Originaire de Nouméa en Nouvelle-Calédonie, Patrice Dunoyer s'installe en métropole pour suivre des études de biologie. Il soutient sa thèse à Strasbourg en 2001. Le 30 juin 2011, il reçoit la médaille de bronze du CNRS pour ses travaux sur l'Interférence par ARN[1].

À partir de 2015, certains de ses articles sont mis en cause sur PubPeer, un site permettant le signalement anonyme d’irrégularités dans les articles scientifiques. En juin 2015, le texte de rétraction d'un article très critiqué[2] du journal Plant Cell dont il est premier auteur, relève une série de manipulations d'images affectant la quasi-totalité des figures de ce dernier.
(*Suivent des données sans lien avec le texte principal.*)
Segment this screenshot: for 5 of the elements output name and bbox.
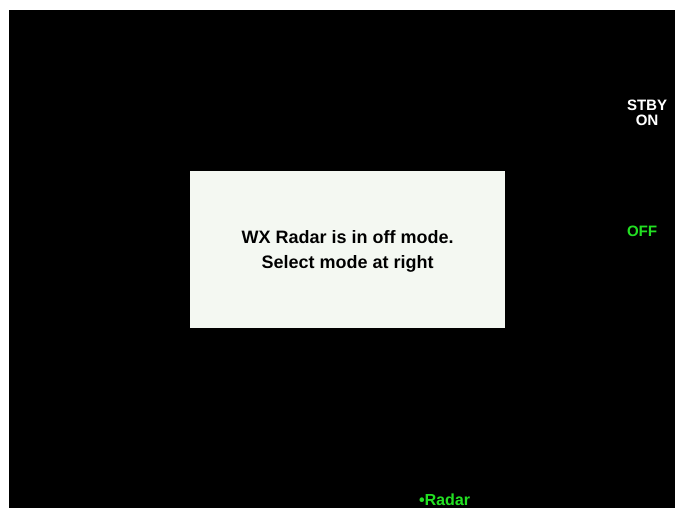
mode-option[interactable]: OFF (627, 224, 657, 239)
mode-option[interactable]: STBY ON (627, 98, 668, 128)
page-label: •Radar (419, 492, 470, 508)
message-text: WX Radar is in off mode. (241, 226, 454, 248)
message-text: Select mode at right (261, 250, 434, 274)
L'article introduit la responsabilité individuelle de Patrice Dunoyer dans ces irréguralitées[3]. Le même mois, le conseil disciplinaire du CNRS le sanctionne d'un an d'exclusion sans salaire dont onze mois avec sursis sous réserve de non-récidive, suite aux conclusions d'une commission enquête mandatée par le CNRS. Le journal Le Monde dira rétrospectivement, dans un éditorial de 2018, qu'elle fut bâclée en soulignant que « les responsabilités individuelles n’ont pas été suffisamment recherchées »[4].

En été 2015, sa responsabilité est constatée dans des manipulations d'images de deux articles scientifiques supplémentaires publiés par EMBO Journal, dont il est respectivement premier et dernier auteur, conduisant à la rétraction du premier et à la correction du second en aout et octobre 2015[5],[6]. Le 28 septembre 2015, à l'occasion de l'inauguration d'une extension de son institut de recherche[7], Patrice Dunoyer est cependant reconduit chef de groupe par Catherine Jessus, alors directrice de l'Institut National des Sciences Biologiques du CNRS.
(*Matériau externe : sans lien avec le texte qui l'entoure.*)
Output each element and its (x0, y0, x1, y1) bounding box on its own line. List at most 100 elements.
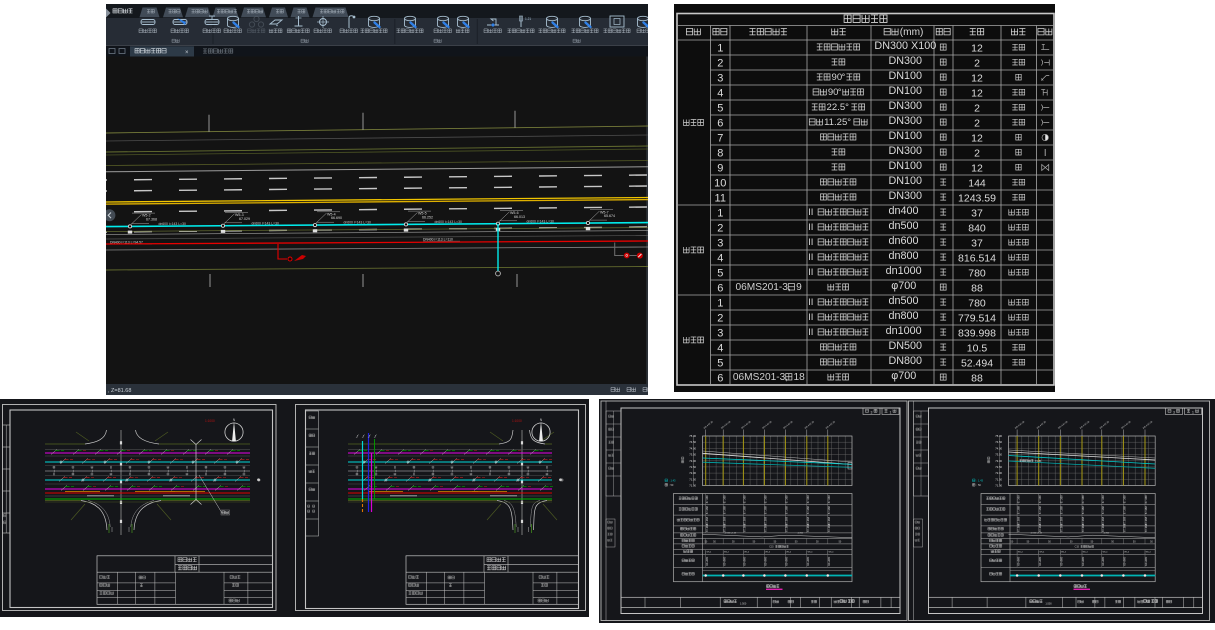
svg-text:6: 6 (717, 283, 723, 295)
svg-text:1.21: 1.21 (525, 17, 531, 21)
svg-text:II: II (808, 222, 813, 233)
svg-text:67.368: 67.368 (1060, 516, 1064, 524)
svg-text:73.00: 73.00 (995, 459, 1002, 463)
svg-text:67.368: 67.368 (722, 523, 726, 531)
svg-text:K0+980: K0+980 (1016, 556, 1020, 566)
svg-text:67.368: 67.368 (827, 523, 831, 531)
svg-text:18: 18 (794, 372, 806, 383)
svg-text:67.368: 67.368 (1123, 523, 1127, 531)
svg-text:1:500: 1:500 (1045, 602, 1052, 605)
svg-text:dn600 i=143 L=30: dn600 i=143 L=30 (159, 222, 186, 226)
svg-text:67.368: 67.368 (1038, 516, 1042, 524)
svg-text:1: 1 (1192, 410, 1194, 414)
svg-text:dn1000: dn1000 (886, 265, 922, 277)
svg-text:6: 6 (717, 373, 723, 385)
svg-text:06MS201-3,: 06MS201-3, (736, 282, 791, 293)
svg-text:8: 8 (717, 148, 723, 160)
svg-text:: 50: : 50 (977, 483, 982, 487)
svg-text:dn800: dn800 (1104, 533, 1110, 535)
svg-text:12: 12 (971, 73, 983, 85)
svg-text:dn800: dn800 (798, 533, 804, 535)
svg-text:dn600: dn600 (888, 235, 918, 247)
svg-text:K0+980: K0+980 (1081, 556, 1085, 566)
svg-text:II: II (808, 252, 813, 263)
svg-text:67.368: 67.368 (743, 495, 747, 503)
svg-text:1243.59: 1243.59 (958, 193, 996, 205)
svg-text:9: 9 (717, 163, 723, 175)
svg-text:dn500: dn500 (888, 295, 918, 307)
svg-text:1: 1 (717, 208, 723, 220)
svg-text:3: 3 (717, 328, 723, 340)
svg-text:67.368: 67.368 (1016, 495, 1020, 503)
svg-text:1: 1 (717, 298, 723, 310)
svg-text:66.013: 66.013 (514, 215, 525, 219)
svg-text:72.00: 72.00 (689, 471, 696, 475)
svg-text:dn600 i=143 L=30: dn600 i=143 L=30 (527, 219, 554, 223)
svg-text:67.368: 67.368 (1144, 523, 1148, 531)
svg-text:839.998: 839.998 (958, 328, 996, 340)
svg-text:K0+980: K0+980 (722, 556, 726, 566)
svg-text:dn1000: dn1000 (886, 325, 922, 337)
svg-text:4: 4 (717, 88, 723, 100)
svg-text:II: II (808, 312, 813, 323)
svg-text:II: II (808, 327, 813, 338)
svg-text:840: 840 (968, 223, 986, 235)
svg-text:67.368: 67.368 (1038, 506, 1042, 514)
svg-text:K0+980: K0+980 (1101, 556, 1105, 566)
svg-text:144: 144 (968, 178, 986, 190)
svg-text:DN300: DN300 (888, 115, 922, 127)
svg-text:12: 12 (971, 163, 983, 175)
svg-text:67.368: 67.368 (705, 516, 709, 524)
svg-text:66.690: 66.690 (331, 216, 342, 220)
svg-text:3: 3 (717, 238, 723, 250)
svg-text:DN300: DN300 (888, 145, 922, 157)
svg-text:67.368: 67.368 (1101, 495, 1105, 503)
svg-text:DN100: DN100 (888, 160, 922, 172)
svg-text:67.368: 67.368 (1123, 516, 1127, 524)
svg-text:67.368: 67.368 (764, 523, 768, 531)
svg-text:73.00: 73.00 (689, 459, 696, 463)
svg-text:1:1000: 1:1000 (205, 419, 215, 423)
svg-text:66.252: 66.252 (422, 215, 433, 219)
svg-text:DN300: DN300 (888, 55, 922, 67)
svg-text:C15: C15 (769, 546, 774, 549)
svg-text:67.368: 67.368 (1144, 516, 1148, 524)
svg-text:dn600 i=143 L=30: dn600 i=143 L=30 (344, 221, 371, 225)
svg-text:67.368: 67.368 (1101, 506, 1105, 514)
svg-text:2: 2 (974, 118, 980, 130)
svg-text:°: ° (838, 87, 842, 98)
svg-text:φ700: φ700 (891, 280, 916, 292)
svg-text:: 50: : 50 (669, 483, 674, 487)
svg-text:II: II (808, 297, 813, 308)
svg-text:2: 2 (717, 313, 723, 325)
svg-text:72.00: 72.00 (995, 471, 1002, 475)
svg-text:67.368: 67.368 (827, 516, 831, 524)
svg-text:67.368: 67.368 (1060, 506, 1064, 514)
svg-text:K0+980: K0+980 (743, 556, 747, 566)
svg-text:9: 9 (796, 282, 802, 293)
svg-text:DN400 i=113 L=110: DN400 i=113 L=110 (423, 237, 453, 241)
svg-text:74.50: 74.50 (995, 440, 1002, 444)
svg-text:K0+980: K0+980 (1123, 556, 1127, 566)
svg-text:67.368: 67.368 (806, 506, 810, 514)
svg-text:K0+980: K0+980 (1038, 556, 1042, 566)
svg-text:65.674: 65.674 (604, 214, 615, 218)
svg-text:67.368: 67.368 (785, 516, 789, 524)
svg-text:5: 5 (717, 103, 723, 115)
svg-text:73.50: 73.50 (689, 453, 696, 457)
svg-text:DN100: DN100 (888, 175, 922, 187)
svg-text:dn500: dn500 (888, 220, 918, 232)
svg-text:dn600 i=143 L=30: dn600 i=143 L=30 (252, 221, 279, 225)
svg-text:74.00: 74.00 (689, 446, 696, 450)
svg-text:67.368: 67.368 (764, 516, 768, 524)
svg-text:K0+980: K0+980 (1060, 556, 1064, 566)
svg-text:4: 4 (717, 253, 723, 265)
svg-text:dn400: dn400 (888, 205, 918, 217)
svg-text:: 1.43: : 1.43 (669, 479, 676, 483)
svg-text:K0+980: K0+980 (827, 556, 831, 566)
svg-text:67.368: 67.368 (743, 506, 747, 514)
svg-text:dn600 i=143 L=30: dn600 i=143 L=30 (435, 220, 462, 224)
svg-text:67.368: 67.368 (705, 495, 709, 503)
svg-text:67.368: 67.368 (1016, 516, 1020, 524)
svg-text:dn500 i=1.43: dn500 i=1.43 (725, 533, 738, 535)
En janvier 2016, Patrice Dunoyer émet des rectifications concernant des articles publiés dans le journal Science[8],[8]. En juillet de la même année, de nouvelles allégations de fraudes sur ces deux articles pourtant apparemment corrigés par ce dernier sont publiées sur le site PubPeer, poussant Olivier Voinnet, leur dernier auteur, à solliciter une nouvelle investigation beaucoup plus poussées des travaux de son ancien collègue[9]. Cela conduit le CNRS à mener une nouvelle enquête, cette fois conjointement avec l’École polytechnique fédérale de Zurich (ETH), institution de détachement d'Olivier Voinnet[10].

En 2018, suite aux conclusions de l'enquête menée conjointement pas le CNRS et l'ETH, Patrice Dunoyer est l'objet de nouvelles sanctions disciplinaires par le CNRS pour cause de « méconduites scientifiques » concernant les articles investigués qu'il avait co-signés avec Olivier Voinnet. Il s'agit, d'une part, d'un abaissement d'échelon concernant sa « responsabilité avérée » d'avoir envoyé « aux revues scientifiques plusieurs correctifs incomplets dans lesquels n'étaient pas corrigées des images précédemment manipulées et qui contenaient au moins une nouvelle manipulation d'image »[11] et, d'autre part, d'une suspension immédiate de onze mois sans salaire en application des provisions de sa première sanction de 2015, tel que rapporté dans un article du journal Nature publié en octobre 2018[12] dont le titre, reflétant les conclusions d'une enquête de Declan Butler, dédouane Olivier Voinnet au terme de la re-investigation[12].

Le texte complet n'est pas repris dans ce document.